A pandemia COVID-19 causada pelo coronavirus 2 da Síndrome Respiratória Aguda Grave (SARS-CoV-2) transformou-se uma ameaça severa à saúde global. A pesquisa mostra que o vírus SARS-CoV-2 propaga empacotando seu genoma do RNA em cercos da membrana de pilha do anfitrião. Embora se saiba que a embalagem do RNA viral no virion emergente está negociada pelo nucleocapsid (N) a proteína, o mecanismo subjacente desta não é clara.

Agora, um estudo por pesquisadores da Universidade da California Berkeley e da Universidade da California San Francisco mostrou que a proteína de N forma condensados biomoleculares com o RNA viral em in vitro e in vivo estudos.
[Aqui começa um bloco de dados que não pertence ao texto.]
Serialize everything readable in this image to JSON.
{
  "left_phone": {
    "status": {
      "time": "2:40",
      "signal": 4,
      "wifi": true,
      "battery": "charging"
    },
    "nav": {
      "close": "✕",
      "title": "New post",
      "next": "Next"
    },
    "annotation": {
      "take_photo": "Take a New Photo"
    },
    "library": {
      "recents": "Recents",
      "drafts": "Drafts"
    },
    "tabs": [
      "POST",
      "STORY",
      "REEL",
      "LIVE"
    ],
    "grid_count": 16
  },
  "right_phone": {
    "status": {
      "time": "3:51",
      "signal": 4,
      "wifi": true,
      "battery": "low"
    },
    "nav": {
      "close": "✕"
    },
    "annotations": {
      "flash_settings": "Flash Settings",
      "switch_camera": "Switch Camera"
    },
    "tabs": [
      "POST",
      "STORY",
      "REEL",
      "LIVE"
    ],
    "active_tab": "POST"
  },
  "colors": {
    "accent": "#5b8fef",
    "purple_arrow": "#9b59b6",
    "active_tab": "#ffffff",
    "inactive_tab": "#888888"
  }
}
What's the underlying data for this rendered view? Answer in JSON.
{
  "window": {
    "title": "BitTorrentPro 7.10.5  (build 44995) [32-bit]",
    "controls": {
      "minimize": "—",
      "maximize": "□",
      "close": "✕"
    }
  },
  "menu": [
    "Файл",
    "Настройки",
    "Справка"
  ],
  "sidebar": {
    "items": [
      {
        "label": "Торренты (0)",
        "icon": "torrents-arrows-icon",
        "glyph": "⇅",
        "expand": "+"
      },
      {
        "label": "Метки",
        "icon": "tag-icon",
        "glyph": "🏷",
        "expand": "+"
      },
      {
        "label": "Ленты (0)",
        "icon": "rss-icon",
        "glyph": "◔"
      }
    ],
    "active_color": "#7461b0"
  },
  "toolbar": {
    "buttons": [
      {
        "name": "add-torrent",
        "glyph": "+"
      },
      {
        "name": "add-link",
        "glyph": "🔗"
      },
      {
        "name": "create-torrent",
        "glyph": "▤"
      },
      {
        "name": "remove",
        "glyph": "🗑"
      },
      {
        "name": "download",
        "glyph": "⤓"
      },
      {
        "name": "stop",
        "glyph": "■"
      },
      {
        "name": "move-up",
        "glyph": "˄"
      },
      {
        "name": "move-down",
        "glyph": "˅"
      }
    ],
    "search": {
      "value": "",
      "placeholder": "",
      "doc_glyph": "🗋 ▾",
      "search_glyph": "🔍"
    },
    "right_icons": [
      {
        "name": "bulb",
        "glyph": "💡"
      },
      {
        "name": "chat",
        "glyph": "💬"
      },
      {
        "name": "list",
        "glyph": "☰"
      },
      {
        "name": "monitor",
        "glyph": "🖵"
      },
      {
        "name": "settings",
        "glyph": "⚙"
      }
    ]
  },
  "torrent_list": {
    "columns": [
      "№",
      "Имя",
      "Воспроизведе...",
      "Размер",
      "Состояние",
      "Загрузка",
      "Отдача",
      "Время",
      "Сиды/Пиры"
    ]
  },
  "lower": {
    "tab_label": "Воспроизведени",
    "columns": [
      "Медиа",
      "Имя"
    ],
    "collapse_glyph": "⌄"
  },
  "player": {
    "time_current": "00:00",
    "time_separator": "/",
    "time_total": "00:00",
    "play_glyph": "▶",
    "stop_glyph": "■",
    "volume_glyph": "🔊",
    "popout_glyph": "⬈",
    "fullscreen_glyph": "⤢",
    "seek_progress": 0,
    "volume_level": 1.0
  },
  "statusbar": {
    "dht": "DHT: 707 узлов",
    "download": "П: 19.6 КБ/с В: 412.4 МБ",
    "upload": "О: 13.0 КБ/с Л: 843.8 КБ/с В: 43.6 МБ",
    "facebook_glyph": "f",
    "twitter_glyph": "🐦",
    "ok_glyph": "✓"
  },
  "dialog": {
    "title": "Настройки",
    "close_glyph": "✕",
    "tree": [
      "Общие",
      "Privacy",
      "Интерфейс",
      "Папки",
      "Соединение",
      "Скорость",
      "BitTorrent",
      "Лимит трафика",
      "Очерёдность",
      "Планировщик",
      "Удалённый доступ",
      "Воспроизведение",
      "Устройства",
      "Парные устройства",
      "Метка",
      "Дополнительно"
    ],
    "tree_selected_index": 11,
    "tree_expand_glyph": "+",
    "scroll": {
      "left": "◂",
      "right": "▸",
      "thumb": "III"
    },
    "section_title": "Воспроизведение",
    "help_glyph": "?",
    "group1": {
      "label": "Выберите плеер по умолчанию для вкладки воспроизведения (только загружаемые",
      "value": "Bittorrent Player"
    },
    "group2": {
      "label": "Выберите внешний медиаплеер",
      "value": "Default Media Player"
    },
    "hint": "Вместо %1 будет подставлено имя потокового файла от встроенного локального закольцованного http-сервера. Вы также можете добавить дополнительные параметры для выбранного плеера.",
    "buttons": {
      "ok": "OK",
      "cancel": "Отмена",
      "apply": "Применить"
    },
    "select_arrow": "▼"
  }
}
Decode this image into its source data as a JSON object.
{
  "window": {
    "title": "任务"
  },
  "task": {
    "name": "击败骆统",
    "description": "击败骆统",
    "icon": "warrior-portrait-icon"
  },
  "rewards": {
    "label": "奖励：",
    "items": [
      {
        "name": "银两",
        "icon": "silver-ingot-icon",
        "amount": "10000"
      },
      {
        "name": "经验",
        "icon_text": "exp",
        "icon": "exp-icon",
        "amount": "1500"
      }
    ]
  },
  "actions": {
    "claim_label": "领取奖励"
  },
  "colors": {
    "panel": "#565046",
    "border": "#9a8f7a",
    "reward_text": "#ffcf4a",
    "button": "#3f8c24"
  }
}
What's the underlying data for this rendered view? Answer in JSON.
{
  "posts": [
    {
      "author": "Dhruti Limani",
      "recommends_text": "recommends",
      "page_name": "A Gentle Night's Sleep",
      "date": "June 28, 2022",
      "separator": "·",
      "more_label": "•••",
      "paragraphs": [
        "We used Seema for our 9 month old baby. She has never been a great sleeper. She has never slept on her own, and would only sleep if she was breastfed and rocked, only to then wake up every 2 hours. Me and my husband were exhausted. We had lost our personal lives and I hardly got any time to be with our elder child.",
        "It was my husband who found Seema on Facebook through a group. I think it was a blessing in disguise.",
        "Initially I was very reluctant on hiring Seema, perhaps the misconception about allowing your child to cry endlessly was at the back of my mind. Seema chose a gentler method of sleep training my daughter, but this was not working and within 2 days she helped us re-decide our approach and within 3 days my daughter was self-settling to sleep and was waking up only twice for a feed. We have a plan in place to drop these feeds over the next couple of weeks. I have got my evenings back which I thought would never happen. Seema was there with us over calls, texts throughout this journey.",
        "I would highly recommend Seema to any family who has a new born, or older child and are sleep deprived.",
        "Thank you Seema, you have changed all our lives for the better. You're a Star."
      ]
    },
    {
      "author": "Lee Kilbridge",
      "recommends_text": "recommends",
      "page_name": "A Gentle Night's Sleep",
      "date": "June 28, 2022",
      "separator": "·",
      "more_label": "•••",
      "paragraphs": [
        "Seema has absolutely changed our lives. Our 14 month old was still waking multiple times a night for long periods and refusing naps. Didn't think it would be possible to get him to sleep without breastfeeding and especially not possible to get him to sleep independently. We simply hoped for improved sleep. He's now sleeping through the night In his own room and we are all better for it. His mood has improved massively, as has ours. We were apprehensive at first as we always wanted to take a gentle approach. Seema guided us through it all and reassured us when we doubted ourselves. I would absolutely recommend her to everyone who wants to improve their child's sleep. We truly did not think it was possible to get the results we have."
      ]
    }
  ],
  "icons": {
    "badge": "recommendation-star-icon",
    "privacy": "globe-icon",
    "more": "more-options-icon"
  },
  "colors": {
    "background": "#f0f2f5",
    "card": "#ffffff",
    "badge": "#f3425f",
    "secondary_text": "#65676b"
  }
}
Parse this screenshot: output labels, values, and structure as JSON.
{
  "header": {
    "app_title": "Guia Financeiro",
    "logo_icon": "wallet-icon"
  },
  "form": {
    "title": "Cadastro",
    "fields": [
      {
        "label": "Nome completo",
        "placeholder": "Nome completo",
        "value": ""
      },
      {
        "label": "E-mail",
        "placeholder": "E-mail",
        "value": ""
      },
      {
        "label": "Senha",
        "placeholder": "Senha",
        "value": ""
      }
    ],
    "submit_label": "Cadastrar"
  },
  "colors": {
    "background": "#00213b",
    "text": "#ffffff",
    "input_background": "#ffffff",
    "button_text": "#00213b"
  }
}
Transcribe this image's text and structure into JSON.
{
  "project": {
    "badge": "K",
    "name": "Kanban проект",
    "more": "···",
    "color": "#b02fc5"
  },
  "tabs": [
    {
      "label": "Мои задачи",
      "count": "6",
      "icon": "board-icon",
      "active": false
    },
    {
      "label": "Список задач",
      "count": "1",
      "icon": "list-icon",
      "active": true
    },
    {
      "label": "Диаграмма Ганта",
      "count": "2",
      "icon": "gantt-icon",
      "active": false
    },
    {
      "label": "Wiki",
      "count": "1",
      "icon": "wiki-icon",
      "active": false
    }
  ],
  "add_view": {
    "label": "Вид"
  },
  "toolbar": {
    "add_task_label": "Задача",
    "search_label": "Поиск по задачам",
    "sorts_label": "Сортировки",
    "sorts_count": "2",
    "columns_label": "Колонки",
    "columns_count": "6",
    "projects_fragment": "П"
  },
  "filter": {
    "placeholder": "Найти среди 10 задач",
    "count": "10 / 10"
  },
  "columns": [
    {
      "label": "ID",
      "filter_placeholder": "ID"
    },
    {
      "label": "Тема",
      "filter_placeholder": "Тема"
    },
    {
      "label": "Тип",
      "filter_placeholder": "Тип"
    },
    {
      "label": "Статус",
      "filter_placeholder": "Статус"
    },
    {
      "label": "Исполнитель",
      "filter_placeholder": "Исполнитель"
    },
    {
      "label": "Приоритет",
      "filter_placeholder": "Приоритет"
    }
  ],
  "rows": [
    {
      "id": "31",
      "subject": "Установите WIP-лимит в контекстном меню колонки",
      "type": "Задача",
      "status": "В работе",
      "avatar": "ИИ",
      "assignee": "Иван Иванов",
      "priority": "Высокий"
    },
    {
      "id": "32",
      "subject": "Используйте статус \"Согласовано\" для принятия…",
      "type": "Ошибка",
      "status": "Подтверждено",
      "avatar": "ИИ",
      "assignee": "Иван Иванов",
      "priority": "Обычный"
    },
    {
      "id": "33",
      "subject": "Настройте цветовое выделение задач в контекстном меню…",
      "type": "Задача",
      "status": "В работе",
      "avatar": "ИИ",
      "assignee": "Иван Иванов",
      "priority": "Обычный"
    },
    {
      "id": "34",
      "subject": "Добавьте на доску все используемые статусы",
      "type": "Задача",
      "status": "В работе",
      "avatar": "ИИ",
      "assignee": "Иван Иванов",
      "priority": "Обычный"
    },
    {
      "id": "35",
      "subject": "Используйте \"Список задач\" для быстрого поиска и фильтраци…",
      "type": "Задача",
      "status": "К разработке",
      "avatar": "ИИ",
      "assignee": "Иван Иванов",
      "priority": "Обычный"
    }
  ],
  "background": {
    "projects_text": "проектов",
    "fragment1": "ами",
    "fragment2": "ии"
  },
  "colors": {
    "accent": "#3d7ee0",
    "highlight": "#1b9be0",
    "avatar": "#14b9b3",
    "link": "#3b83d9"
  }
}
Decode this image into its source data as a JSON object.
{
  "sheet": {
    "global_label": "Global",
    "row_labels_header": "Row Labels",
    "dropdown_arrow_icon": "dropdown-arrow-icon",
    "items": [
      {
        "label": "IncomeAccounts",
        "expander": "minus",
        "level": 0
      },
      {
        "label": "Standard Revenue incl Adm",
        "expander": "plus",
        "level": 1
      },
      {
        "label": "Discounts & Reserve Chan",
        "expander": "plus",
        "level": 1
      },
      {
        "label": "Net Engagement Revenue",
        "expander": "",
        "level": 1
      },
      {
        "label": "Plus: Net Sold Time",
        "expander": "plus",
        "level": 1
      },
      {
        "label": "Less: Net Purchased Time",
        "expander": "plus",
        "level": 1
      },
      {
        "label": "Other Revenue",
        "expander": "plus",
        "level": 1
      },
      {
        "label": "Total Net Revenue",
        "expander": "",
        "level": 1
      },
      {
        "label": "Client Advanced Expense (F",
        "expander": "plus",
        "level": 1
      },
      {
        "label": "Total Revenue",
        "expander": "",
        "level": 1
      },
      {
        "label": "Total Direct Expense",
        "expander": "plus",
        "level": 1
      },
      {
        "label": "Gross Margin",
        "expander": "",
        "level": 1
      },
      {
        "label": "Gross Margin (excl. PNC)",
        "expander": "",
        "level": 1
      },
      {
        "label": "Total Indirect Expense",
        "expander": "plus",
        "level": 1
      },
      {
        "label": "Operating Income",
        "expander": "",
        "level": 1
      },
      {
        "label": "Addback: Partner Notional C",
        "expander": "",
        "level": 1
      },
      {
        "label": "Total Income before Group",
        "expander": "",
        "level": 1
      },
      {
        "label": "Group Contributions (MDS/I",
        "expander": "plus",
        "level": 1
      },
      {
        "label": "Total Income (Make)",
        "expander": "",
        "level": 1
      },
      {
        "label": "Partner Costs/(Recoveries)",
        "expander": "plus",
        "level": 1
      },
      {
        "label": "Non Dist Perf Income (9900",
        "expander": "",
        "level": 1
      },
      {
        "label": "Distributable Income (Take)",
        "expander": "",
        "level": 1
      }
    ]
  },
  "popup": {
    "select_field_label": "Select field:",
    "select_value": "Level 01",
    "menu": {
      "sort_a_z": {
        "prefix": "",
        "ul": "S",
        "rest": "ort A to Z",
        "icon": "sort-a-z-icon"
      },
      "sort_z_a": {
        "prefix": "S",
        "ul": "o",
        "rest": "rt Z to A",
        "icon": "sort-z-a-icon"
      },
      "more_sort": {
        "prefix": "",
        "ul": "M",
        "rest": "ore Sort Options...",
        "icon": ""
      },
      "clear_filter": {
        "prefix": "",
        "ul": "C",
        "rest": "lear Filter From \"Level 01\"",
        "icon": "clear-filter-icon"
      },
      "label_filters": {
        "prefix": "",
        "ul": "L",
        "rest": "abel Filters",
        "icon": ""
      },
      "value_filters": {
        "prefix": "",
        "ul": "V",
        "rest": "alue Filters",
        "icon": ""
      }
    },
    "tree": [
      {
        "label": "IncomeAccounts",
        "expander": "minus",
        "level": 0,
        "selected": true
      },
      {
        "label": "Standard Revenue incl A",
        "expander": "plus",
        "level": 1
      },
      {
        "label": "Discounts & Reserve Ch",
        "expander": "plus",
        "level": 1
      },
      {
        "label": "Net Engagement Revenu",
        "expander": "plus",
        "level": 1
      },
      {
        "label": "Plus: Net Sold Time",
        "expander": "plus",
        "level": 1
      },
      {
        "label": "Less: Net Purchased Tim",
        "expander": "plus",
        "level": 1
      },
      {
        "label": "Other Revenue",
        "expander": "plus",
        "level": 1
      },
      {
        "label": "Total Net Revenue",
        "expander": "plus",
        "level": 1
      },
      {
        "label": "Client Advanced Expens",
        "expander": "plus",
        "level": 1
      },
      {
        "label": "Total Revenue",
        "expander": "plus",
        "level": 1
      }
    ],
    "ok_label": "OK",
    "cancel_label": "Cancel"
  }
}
A pesquisa intitulada, proteína do nucleocapsid do SARS CoV-2 do ` forma condensados com RNA genomic viral', foi publicada sobre o bioRxiv* o 14 de setembro 2020 do serverth, da pré-impressão.

A maioria dos métodos tornou-se até agora para tratar o alvo COVID-19 as interacções entre a proteína do ponto SARS-CoV-2 e o receptor ACE2 humano e, assim, a fase inicial da infecção nas pilhas de anfitrião. Não muitos estudos centram-se sobre a parada da proliferação do vírus na cargo-infecção das pilhas de anfitrião.

A fim propagar primeiramente nas pilhas de anfitrião, os replicates virais do genoma, e o RNA genomic, limitam pela proteína viral de N, são exportados então para o cytosol com a ajuda de um complexo molecular do poro. O RNA viral e a proteína de N formam complexos virais do ribonucleoprotein (vRNPs), “grânulos as estruturas assimétricas em uma corda” que ligam à membrana viral (M) proteína. Isto provoca a brotamento do vRNP complexo e da liberação do vírus envolvido no espaço extracelular.

A proteína de SARS-CoV-2 N

De acordo com alguns estudos precedentes, a organização do domínio da proteína de SARS-CoV N e sua interacção com estruturas fase-separadas mostram que a fase da proteína de N separa com o genoma viral em pilhas de anfitrião contaminadas.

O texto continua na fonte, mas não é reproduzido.